McLEAN, Va., Aug. 21, 2013 -- President Obama's intelligence advisers mounted a new public relations blitz today to push back at the perception that the National Security Agency has sucked up Americans' private emails unrelated to terrorism.
The moves came as Congress and the White House were each considering ways to ensure electronic intelligence collection doesn't overreach after ex-NSA employee Edward Snowden, on the lam in Russia, leaked information about NSA spying.
The Office of the Director of National Intelligence, which oversees all 16 U.S. intelligence agencies, declassified three top secret opinions by the Foreign Intelligence Surveillance Court that revealed NSA errors resulting in tens of thousands of emails both from and to Americans with no ties to terrorism being collected and archived for years.
"This was not intentional or a wholesale breach of the privacy of Americans," Robert Litt, general counsel for the DNI, insisted in a meeting with a small group of reporters.
After some media reports suggested otherwise, it had been decided that "disclosure is in the public interest, outweighing the harm to national security," Litt added.
There is a system in place at NSA "to rat on ourselves when we don't get it right and to fix it when we don't get it right," a senior intelligence official told reporters.
At issue are the 9 percent of "upstream" Internet communications -- meaning the portion transiting the U.S. from overseas over Internet backbones and not directly collected by NSA from a cooperating U.S. service provider -- out of an eye-popping 250 million total Internet communications NSA collects each year, according to the newly declassified documents.
Some targeted foreign terrorists' emails have gotten mixed up in batches of emails -- called "transactions" -- collected by the spy agency, and some transactions may have contained no targeted terrorists' email addresses, senior intelligence officials said.
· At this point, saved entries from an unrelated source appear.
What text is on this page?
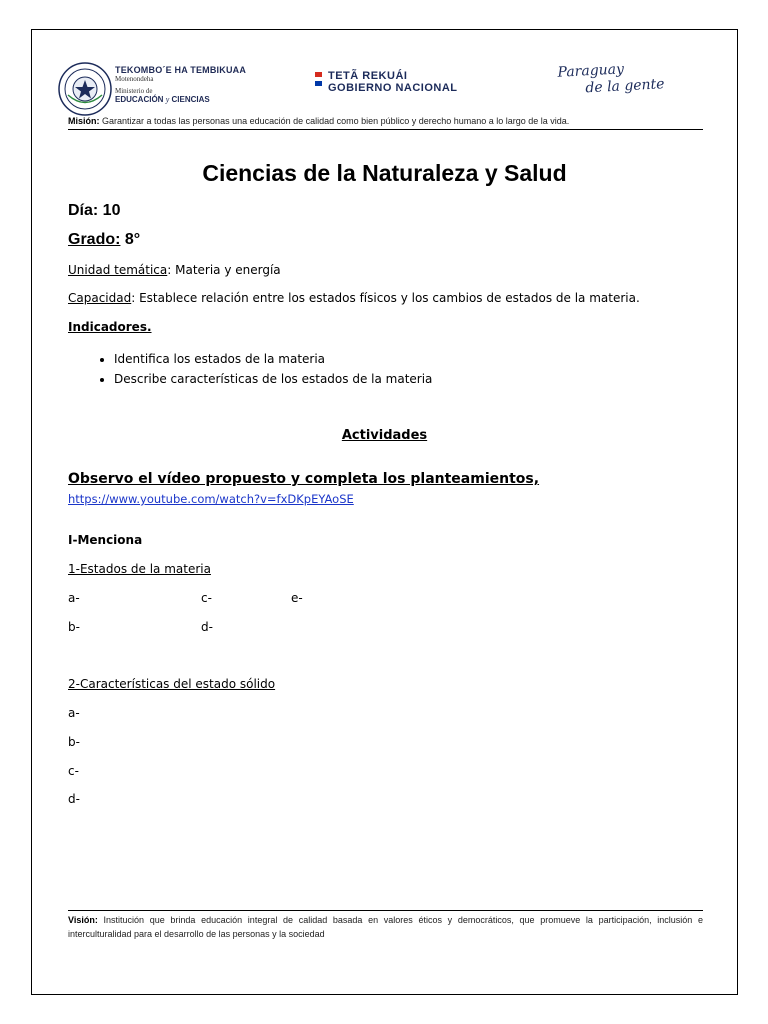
TEKOMBO´E HA TEMBIKUAA
Motenondeha
Ministerio de
EDUCACIÓN y CIENCIAS
TETÃ REKUÁI
GOBIERNO NACIONAL
Paraguay
de la gente
Misión: Garantizar a todas las personas una educación de calidad como bien público y derecho humano a lo largo de la vida.
Ciencias de la Naturaleza y Salud
Día: 10
Grado: 8°
Unidad temática: Materia y energía
Capacidad: Establece relación entre los estados físicos y los cambios de estados de la materia.
Indicadores.
• Identifica los estados de la materia
• Describe características de los estados de la materia
Actividades
Observo el vídeo propuesto y completa los planteamientos,
https://www.youtube.com/watch?v=fxDKpEYAoSE
I-Menciona
1-Estados de la materia
a-	c-	e-
b-	d-
2-Características del estado sólido
a-
b-
c-
d-
Visión: Institución que brinda educación integral de calidad basada en valores éticos y democráticos, que promueve la participación, inclusión e interculturalidad para el desarrollo de las personas y la sociedad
The three opinions issued between late 2011 and mid-2012 by the super secret Foreign Intelligence Surveillance Court showed that although what officials characterized as "technological problems" resulted in some "wholly domestic" Internet communications being collected -- those protected by the Fourth Amendment of the Constitution -- the problem was corrected by the NSA and approved by the court.
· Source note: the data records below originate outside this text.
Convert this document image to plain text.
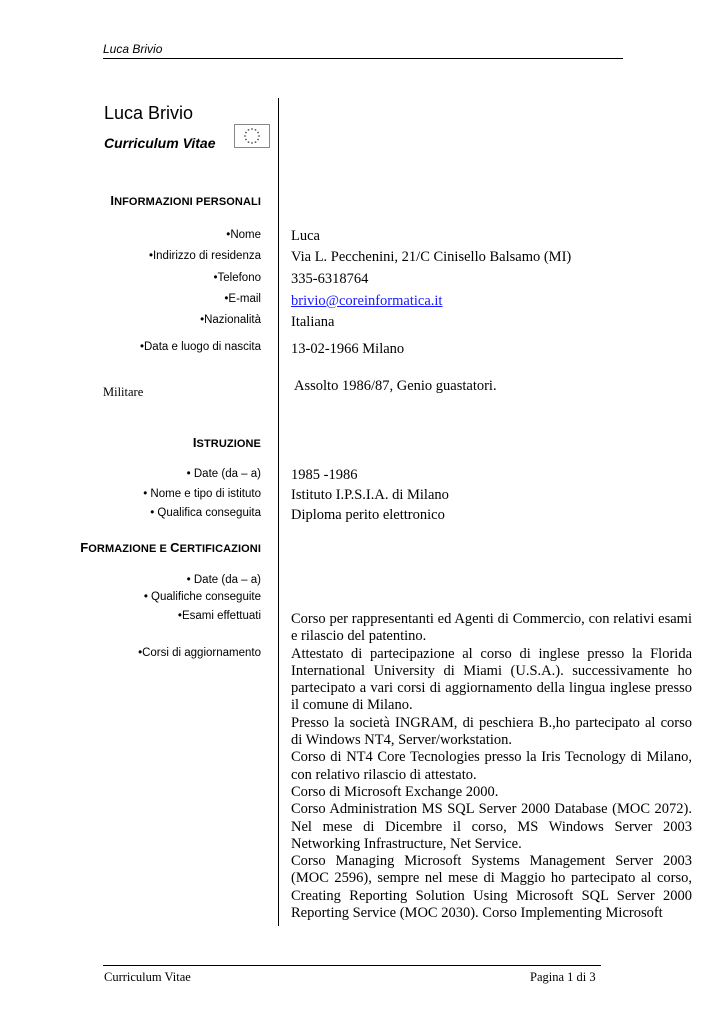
Luca Brivio
Luca Brivio
Curriculum Vitae
INFORMAZIONI PERSONALI
•Nome Luca
•Indirizzo di residenza Via L. Pecchenini, 21/C Cinisello Balsamo (MI)
•Telefono 335-6318764
•E-mail brivio@coreinformatica.it
•Nazionalità Italiana
•Data e luogo di nascita 13-02-1966 Milano
Militare	Assolto 1986/87, Genio guastatori.
ISTRUZIONE
• Date (da – a) 1985 -1986
• Nome e tipo di istituto Istituto I.P.S.I.A. di Milano
• Qualifica conseguita Diploma perito elettronico
FORMAZIONE E CERTIFICAZIONI
• Date (da – a)
• Qualifiche conseguite
•Esami effettuati
•Corsi di aggiornamento

Corso per rappresentanti ed Agenti di Commercio, con relativi esami e rilascio del patentino.

Attestato di partecipazione al corso di inglese presso la Florida International University di Miami (U.S.A.). successivamente ho partecipato a vari corsi di aggiornamento della lingua inglese presso il comune di Milano.

Presso la società INGRAM, di peschiera B.,ho partecipato al corso di Windows NT4, Server/workstation.

Corso di NT4 Core Tecnologies presso la Iris Tecnology di Milano, con relativo rilascio di attestato.

Corso di Microsoft Exchange 2000.

Corso Administration MS SQL Server 2000 Database (MOC 2072). Nel mese di Dicembre il corso, MS Windows Server 2003 Networking Infrastructure, Net Service.

Corso Managing Microsoft Systems Management Server 2003 (MOC 2596), sempre nel mese di Maggio ho partecipato al corso, Creating Reporting Solution Using Microsoft SQL Server 2000 Reporting Service (MOC 2030). Corso Implementing Microsoft

Curriculum Vitae	Pagina 1 di 3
"The documents that are released today, I think, will provide a strong indication to back up the statements we've been making from the beginning about the strong nature of the oversight of this program," said one of the senior intelligence officials, who refused to allow himself to be identified.
But Judge John Bates was not always so convinced.
"The court is troubled that the government's revelations regarding NSA's acquisition of Internet transactions mark the third instance in less than three years in which the government has disclosed a substantial misrepresentation regarding the scope of a major collection program," Bates wrote.
Besides improving its collection capability to avoid future mistakes, the NSA also shortened its retention time of all the communications collected from five to two years and purged everything it collected between 2008 and 2011, officials said.
"This was a problem the government discovered and brought to the attention of the FISA court promptly," an official said.
However, the officials did not offer any estimate as to the number of Americans who had their communications intercepted as a result of the flaw. Nor did they answer any questions about today's Wall Street Journal lead story -- that the government has the capability to collect roughly 75 percent of all U.S. Internet traffic.
But the same officials said the document release would show Americans the "really effective self-policing that goes on at NSA."
The DNI also published a new website to tout newly declassified documents and explain intelligence collection aimed at discovering terror plots and espionage activities -- but the newly declassified files on Wednesday were not immediately posted online.